1. Ideally, MOSFET have 0 resistance when on i.e. saturation and infinite resistance when off. In practice, it has nigligible on resistance and very high off resistance. Using ohm's law is one way to find out the resistance. but generally linear region resistance is also very small. Look into the datasheet to find all these parameters.
2. MOSFET is a voltage controlled current source i.e. transconductance device, a small variation in input voltage make large change in current through MOSFET. Voltage control is done by gate voltage. More is the gate voltage, more is the induced charges between source and drain, so more is the conductance, so resistance decreases. So, when MOSFET is fully on, the resistance is negligible, the conductance is highest. The threshold is the minimum gate voltage required to make MOSFET start conducting and decrease the resistance. So, drain to source resistance is inversely proportional to gate voltage, its gate voltage function. Since, the resistance becomes very low when threshold is crossed, hence, the amount of conductance increases, so we talk about conductance of drain to source or transconductance from gate.

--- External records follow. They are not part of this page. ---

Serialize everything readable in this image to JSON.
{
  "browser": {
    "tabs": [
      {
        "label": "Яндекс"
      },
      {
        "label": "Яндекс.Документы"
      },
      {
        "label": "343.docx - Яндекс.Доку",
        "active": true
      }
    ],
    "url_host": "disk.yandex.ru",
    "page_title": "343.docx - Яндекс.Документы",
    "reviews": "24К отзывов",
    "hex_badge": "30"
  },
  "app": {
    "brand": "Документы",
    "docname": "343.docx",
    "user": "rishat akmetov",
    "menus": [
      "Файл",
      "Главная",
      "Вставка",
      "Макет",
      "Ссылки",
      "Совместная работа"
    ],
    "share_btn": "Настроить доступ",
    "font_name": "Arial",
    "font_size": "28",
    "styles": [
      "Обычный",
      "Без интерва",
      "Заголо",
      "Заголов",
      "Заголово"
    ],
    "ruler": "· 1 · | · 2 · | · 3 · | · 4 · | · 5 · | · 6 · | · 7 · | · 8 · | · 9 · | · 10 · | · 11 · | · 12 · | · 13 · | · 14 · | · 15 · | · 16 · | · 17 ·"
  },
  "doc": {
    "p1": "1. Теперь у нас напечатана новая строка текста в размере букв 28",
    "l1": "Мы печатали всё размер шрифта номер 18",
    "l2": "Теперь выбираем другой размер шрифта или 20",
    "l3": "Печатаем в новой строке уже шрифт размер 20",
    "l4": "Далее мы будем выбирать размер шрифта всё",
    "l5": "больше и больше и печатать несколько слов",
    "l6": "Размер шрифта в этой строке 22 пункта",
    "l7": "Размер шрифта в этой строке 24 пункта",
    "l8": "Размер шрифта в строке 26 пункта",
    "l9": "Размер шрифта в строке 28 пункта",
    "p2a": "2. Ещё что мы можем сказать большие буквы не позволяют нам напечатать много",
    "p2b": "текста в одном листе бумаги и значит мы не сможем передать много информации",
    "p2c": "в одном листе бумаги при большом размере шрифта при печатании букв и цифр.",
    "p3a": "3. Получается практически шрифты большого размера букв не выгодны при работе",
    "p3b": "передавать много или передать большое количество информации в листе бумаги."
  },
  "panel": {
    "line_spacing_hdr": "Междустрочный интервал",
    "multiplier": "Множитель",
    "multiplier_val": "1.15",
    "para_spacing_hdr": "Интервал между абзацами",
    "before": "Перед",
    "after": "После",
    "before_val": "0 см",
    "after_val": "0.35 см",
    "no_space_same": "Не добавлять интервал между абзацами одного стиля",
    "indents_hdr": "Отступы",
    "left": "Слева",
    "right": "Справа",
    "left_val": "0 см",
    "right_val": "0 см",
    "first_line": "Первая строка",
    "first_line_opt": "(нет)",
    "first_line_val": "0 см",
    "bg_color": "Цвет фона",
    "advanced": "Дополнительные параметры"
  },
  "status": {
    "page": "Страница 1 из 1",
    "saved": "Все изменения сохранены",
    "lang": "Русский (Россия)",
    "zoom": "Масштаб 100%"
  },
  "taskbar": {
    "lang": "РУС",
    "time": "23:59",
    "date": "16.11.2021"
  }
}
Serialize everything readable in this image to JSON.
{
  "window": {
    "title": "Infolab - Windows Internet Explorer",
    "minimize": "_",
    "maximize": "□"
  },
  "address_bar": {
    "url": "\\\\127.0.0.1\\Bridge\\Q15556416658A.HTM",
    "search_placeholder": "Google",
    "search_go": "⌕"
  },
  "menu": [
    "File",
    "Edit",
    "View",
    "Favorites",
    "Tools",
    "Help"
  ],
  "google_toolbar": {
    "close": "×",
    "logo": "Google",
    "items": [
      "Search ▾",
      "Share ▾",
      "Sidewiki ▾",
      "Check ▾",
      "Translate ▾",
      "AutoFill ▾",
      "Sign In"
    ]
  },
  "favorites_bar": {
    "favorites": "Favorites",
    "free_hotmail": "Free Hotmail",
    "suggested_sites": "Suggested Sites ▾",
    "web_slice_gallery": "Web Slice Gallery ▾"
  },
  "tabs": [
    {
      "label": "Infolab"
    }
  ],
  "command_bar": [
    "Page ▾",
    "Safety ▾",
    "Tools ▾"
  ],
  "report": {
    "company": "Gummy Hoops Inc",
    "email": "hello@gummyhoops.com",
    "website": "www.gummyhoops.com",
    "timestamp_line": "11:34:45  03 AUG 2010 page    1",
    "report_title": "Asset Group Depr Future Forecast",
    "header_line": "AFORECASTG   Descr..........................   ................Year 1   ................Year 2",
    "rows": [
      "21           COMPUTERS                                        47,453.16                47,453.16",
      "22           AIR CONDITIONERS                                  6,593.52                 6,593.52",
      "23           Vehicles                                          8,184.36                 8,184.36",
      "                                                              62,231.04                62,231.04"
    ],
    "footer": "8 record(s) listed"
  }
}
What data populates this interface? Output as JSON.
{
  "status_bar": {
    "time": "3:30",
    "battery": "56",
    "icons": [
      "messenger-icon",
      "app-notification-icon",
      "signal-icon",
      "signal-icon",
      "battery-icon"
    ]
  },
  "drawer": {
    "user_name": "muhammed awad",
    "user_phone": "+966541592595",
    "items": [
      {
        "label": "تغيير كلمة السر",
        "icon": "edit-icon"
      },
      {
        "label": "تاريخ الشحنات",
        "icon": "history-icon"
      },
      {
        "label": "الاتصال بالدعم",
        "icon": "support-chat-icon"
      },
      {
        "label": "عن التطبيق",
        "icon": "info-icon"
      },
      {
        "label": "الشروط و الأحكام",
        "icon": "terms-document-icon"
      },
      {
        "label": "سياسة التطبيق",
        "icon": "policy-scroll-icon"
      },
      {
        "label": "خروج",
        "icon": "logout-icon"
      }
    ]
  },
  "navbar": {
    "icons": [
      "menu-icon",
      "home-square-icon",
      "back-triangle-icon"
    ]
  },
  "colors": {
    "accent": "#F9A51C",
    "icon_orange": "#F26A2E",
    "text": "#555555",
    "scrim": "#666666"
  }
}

3. MOSFET's are used mostly as switch, so when mosfet is on, there is almost 0 resistance across it and high current flows, since the resistance is almost 0, the amount of voltage drops is less too. Again in OFF state, there is no current flows across mosfet, but full voltage appears across drain to source. So in both on and off state, the overall power usage is very low, while in linear region, both voltage and current exists due to limited resistance of mosfet hence, power dissipation occurs.
hope that helps.